About The Workshop
Artificial intelligence has reached a pivotal stage. Breakthroughs in reinforcement learning, large language models, and embodied systems have redefined the frontier of autonomous agents. Yet, the prevailing paradigm of train once, deploy once reveals a critical limitation: current systems shine on static benchmarks, but falter in dynamic, evolving environments. They struggle to adapt to shifting user needs, new contexts, or long-term operation, undermining robustness, trustworthiness, and societal utility.
The paradigm of the lifelong agent offers a way forward. Such agents are not static products but dynamic processes: they learn continuously, align with human preferences, and expand their capabilities responsibly over time. They must consolidate knowledge without catastrophic forgetting, refine skills while maintaining value-consistency, and evolve strategies that remain safe, efficient, and sustainable under real-world constraints. Developing lifelong agents is not merely a technical challenge—it is essential for building AI systems that endure, adapt, and serve responsibly in practice.
Many research areas already explore key ingredients—continual learning, reinforcement learning, post-training adaptations, preference alignment, memory architectures, efficiency methods for resource-constrained deployment, and oversight frameworks. However, these discussions often remain siloed. This workshop provides the first unified forum to bridge these efforts, reframing intelligence as a process that learns, aligns, and evolves across an agent’s lifespan. We aim to establish shared principles, surface open challenges, and chart a roadmap toward AI agents that persist and grow over time.
Topics
Our topics include but are not limited to:
Continual fine-tuning, instruction alignment, domain shift adaptation, agentic reinforcement learning, and tool-use strategies for long-term competence.
Safe and trustworthy adaptation, preference learning under evolving goals, personalization with fairness and accountability, and oversight mechanisms to prevent alignment drift.
Memory-augmented systems, autonomous refinement of reasoning and representations, discovery of new strategies and skills, self-improvement loops, and emergent behaviors in open-ended settings.

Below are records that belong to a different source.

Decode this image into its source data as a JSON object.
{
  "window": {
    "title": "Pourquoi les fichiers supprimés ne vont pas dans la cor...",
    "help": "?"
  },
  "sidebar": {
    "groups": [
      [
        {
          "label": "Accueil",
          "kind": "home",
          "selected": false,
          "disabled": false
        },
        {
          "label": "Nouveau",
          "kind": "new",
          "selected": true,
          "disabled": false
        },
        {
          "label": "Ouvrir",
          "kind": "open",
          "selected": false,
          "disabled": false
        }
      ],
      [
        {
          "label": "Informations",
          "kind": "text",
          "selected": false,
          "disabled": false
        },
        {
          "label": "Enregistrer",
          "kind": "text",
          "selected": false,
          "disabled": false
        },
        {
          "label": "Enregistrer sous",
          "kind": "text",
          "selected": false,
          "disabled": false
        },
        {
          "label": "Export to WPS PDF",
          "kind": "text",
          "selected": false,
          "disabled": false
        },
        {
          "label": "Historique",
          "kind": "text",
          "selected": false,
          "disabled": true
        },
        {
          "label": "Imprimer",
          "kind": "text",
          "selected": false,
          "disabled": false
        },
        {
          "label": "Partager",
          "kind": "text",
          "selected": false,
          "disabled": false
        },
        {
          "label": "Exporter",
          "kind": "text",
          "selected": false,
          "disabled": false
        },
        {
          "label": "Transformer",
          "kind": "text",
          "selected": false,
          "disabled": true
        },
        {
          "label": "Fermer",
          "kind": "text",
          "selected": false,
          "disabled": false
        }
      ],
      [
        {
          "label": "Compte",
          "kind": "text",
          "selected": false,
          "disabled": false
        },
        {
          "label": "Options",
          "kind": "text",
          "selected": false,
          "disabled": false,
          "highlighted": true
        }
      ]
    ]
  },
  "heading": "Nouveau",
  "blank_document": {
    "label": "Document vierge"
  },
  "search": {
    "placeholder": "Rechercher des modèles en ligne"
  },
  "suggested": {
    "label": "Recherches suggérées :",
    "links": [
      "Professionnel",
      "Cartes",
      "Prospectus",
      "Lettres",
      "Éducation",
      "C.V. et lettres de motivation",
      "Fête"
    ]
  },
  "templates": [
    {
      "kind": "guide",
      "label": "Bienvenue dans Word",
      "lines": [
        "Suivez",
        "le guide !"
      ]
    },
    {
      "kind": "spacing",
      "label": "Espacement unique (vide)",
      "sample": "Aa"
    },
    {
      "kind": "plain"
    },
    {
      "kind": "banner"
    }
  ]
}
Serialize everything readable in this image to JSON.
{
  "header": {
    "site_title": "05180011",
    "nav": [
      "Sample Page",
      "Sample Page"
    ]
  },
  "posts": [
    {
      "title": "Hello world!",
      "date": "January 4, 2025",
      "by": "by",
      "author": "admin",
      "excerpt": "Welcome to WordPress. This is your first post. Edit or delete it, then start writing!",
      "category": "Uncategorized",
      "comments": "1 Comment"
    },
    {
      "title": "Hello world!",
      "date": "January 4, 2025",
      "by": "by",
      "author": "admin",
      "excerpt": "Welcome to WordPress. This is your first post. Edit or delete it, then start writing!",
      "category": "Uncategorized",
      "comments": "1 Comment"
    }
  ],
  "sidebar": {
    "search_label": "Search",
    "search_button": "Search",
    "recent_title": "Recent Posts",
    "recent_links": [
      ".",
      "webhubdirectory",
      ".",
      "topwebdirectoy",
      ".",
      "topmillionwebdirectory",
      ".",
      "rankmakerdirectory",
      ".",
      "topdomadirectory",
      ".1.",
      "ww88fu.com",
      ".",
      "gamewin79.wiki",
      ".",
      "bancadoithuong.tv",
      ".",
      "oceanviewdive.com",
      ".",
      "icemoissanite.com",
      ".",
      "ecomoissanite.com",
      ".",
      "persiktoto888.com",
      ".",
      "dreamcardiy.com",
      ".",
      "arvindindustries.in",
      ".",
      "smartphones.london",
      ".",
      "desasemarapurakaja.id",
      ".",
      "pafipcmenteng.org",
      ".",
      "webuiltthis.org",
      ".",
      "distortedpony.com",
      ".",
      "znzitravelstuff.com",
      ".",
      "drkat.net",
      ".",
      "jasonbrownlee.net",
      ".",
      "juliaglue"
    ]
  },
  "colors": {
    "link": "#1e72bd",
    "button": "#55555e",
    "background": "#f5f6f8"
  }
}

Multimodal and embodied agents, robotics, adaptive perception-action loops, scientific and enterprise agents, and rigorous benchmarks for deployment in uncertain environments.
Cooperation, competition, negotiation, long-term coordination, and collective intelligence across evolving agent societies and human-AI ecosystems.
Energy-aware learning, compute-efficient inference, adaptive resource allocation, and scalable design principles for agents that endure in the real world.
Metrics and testbeds for adaptability, persistence, alignment, and safety across long horizons, enabling systematic assessment and comparison of approaches.
Call For Papers
The Workshop on Lifelong Agent @ ICLR 2026 invites submissions on the development of lifelong agents that can continuously learn, maintain stable alignment, and sustainably evolve over extended deployment. We welcome novel architectures, algorithms, theoretical analyses, empirical studies, benchmarks, and real-world applications spanning topics such as agent post-training, agentic RL, user-agent alignment, self-evolving agents, embodied lifelong agents, and agents for science. Submissions must present original, unpublished research.
Key Dates
- Suggested Submission Date for Workshop Contributions: February 15, 2026, AoE
- Mandatory Accept/Reject Notification Date: March 1, 2026, AoE
- Workshop Date: April 26 or April 27, 2026
Submission Site
Submissions will be managed via OpenReview. Papers will remain private during the review process. All authors must maintain up-to-date OpenReview profiles to ensure proper conflict-of-interest management and paper matching. Incomplete profiles may result in desk rejection.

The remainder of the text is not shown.